The Most Isolated Man on the Planet (and what he teaches us about sustainability)

31 Aug 2010Patrin Watanatada

I can’t stop thinking about The Most Isolated Man on the Planet (and I’m guessing neither can the 10,962 people who’ve shared this Slate piece on Facebook to date). Writes former Washington Post correspondent Monte Reel, who left the Post in order to write a book on him:

He’s an Indian, and Brazilian officials have concluded that he’s the last survivor of an uncontacted tribe. They first became aware of his existence nearly 15 years ago and for a decade launched numerous expeditions to track him, to ensure his safety, and to try to establish peaceful contact with him. In 2007, with ranching and logging closing in quickly on all sides, government officials declared a 31-square-mile area around him off-limits to trespassing and development.

As Reel points out, what’s amazing here isn’t only that Most Isolated Man has maintained his solitude to such a degree and for so long, but that he is deliberately being left alone.

Advanced societies invariably have subsumed whatever indigenous populations they’ve encountered, determining those tribes’ fates for them.
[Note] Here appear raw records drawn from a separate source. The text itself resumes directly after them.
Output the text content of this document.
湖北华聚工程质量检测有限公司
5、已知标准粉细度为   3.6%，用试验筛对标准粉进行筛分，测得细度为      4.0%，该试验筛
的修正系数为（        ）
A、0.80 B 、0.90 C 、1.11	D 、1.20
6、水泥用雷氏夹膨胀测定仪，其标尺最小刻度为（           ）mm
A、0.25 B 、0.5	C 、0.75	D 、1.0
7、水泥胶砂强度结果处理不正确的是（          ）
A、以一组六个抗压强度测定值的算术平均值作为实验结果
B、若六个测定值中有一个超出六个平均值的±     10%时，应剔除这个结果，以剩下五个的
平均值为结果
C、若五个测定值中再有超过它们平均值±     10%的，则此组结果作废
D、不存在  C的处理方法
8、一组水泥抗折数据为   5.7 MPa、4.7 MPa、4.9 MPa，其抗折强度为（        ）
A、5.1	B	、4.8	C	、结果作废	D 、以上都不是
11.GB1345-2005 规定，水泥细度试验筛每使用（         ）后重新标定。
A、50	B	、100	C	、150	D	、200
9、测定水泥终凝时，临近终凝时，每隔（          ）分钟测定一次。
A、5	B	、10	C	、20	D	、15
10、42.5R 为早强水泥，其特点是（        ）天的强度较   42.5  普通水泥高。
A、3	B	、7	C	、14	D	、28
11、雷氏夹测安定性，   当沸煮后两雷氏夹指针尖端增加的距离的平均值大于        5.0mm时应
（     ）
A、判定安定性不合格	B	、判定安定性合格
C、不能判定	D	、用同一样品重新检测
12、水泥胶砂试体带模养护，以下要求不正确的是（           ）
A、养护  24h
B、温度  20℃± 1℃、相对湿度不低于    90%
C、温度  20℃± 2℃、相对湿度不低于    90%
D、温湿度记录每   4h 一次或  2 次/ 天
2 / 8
But Brazil is in the middle of an experiment. If peaceful contact is established with the lone Indian, they want it to be his choice. They’ve dubbed this the “Policy of No Contact.” After years of often-tragic attempts to assimilate into modern life the people who still inhabit the few remaining wild places on the planet, the policy is a step in a totally different direction. The case of the lone Indian represents its most challenging test.
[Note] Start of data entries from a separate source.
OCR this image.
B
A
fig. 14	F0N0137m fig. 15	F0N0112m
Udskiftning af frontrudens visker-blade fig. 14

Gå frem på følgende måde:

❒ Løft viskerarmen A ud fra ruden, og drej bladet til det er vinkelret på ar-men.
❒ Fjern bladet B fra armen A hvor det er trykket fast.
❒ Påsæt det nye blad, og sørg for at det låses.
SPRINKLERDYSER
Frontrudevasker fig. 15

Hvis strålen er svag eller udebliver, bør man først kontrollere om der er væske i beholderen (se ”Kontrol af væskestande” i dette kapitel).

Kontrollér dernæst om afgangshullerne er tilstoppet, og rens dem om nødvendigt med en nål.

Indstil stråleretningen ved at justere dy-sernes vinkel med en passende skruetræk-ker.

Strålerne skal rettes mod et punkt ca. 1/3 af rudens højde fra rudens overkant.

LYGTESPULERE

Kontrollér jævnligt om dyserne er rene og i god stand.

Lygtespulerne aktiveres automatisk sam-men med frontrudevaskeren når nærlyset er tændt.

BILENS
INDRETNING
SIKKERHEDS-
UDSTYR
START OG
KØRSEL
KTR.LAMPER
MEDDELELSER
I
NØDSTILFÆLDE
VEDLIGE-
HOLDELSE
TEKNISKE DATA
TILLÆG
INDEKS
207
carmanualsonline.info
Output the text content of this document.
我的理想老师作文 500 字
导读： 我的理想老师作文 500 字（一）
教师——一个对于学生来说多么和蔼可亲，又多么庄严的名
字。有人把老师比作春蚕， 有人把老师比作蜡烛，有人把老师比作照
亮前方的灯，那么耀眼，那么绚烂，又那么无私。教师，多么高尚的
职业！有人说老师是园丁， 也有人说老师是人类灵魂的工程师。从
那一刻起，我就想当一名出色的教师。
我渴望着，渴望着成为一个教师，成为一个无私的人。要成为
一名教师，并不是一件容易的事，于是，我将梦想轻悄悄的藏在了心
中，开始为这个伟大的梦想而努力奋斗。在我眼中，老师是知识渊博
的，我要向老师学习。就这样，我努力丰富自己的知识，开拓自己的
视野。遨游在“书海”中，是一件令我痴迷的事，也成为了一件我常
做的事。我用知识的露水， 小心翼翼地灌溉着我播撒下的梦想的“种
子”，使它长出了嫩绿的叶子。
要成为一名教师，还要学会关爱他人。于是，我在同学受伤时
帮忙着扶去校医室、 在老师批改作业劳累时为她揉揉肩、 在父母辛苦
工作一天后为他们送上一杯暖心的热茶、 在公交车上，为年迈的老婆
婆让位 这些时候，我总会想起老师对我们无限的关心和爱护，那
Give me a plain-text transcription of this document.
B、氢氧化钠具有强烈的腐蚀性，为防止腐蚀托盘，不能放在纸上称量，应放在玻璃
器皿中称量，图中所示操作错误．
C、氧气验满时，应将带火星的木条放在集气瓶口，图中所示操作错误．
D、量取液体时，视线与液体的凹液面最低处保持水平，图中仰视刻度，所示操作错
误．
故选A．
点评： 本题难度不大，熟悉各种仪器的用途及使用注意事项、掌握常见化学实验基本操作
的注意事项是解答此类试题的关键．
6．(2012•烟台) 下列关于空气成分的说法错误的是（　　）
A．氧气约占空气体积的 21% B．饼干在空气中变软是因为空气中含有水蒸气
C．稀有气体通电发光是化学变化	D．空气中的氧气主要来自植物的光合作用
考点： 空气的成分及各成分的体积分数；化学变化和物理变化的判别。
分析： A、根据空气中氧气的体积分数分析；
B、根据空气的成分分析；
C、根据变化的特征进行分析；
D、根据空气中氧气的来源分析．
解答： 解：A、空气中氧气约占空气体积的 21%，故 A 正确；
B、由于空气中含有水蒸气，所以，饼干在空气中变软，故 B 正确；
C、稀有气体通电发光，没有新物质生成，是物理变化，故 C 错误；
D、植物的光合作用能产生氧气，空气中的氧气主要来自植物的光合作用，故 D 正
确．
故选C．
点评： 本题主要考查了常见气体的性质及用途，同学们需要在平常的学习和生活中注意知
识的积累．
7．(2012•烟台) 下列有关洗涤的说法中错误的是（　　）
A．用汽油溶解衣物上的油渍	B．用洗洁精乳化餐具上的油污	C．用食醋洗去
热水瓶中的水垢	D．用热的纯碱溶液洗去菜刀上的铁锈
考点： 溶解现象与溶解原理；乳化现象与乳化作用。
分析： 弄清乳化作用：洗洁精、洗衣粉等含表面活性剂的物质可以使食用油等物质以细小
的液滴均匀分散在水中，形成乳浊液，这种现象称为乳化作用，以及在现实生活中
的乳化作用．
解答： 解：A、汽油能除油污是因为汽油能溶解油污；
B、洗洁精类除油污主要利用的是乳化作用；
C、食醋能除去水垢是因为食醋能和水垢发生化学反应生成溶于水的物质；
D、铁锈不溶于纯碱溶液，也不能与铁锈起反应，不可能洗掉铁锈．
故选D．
I blog about this here not only because it’s a captivating story, but also because this piece offers a couple of short meditations relevant to our work. First, on the limitations of abstract cost-benefit analyses—when set against individual (and collective) human rights, yes, but even when set against reality:

Most [local landowners]… say that it’s absurd to save 31 square miles of land for the benefit of just one man, when a productive ranch potentially could provide food for thousands. That argument wilts under scrutiny, in part because thousands of square miles of already-cleared forest throughout the Amazon remain barren wastelands, undeveloped.

…The question of who’d benefit from clearing the land versus preserving it boils down to two people: the individual developer and the lone Indian. The government agents know this, which is why they view the protection of the lone tribesman as a question of human rights, not economics.

Second, on the role that technology-enabled transparency can play in holding us to account—what’s often called the court of public opinion, and which I like to think of as “crowdsourced civil society”:

But how long can his isolation last? I get Facebook updates telling me what people half a world away are eating for breakfast… In 2010, can anyone realistically live off the grid?

Some Brazilians believe that the rapid spread of technology itself might protect his solitude, not threaten it. The agents who have worked on the lone Indian’s case since 1996 believe that the wider the story of the man’s isolation spreads—something that’s easier than ever now—the safer he’ll be from the sort of stealthy, anonymous raids by local land-grabbers that have decimated tribes in the past. Technologies like Google Earth and other mapping programs can assist in monitoring the boundaries of his territory. Instead of launching intrusive expeditions into the tribal territories to verify the Indians’ safety, Brazilian officials have announced they will experiment with heat-seeking sensors that can be attached to airplanes flying high enough to cause no disruption on the ground.

Lovely reminder that sustainability-type challenges and learnings are everywhere. And as my colleague Shankar said when I e-mailed him this piece (he has written on land rights and displacement related to corporate projects, for example in this Issue Brief): “I think more than anyone else, indigenous people know what true sustainability is! It’s back to the big question – ultimately, what is life all about?”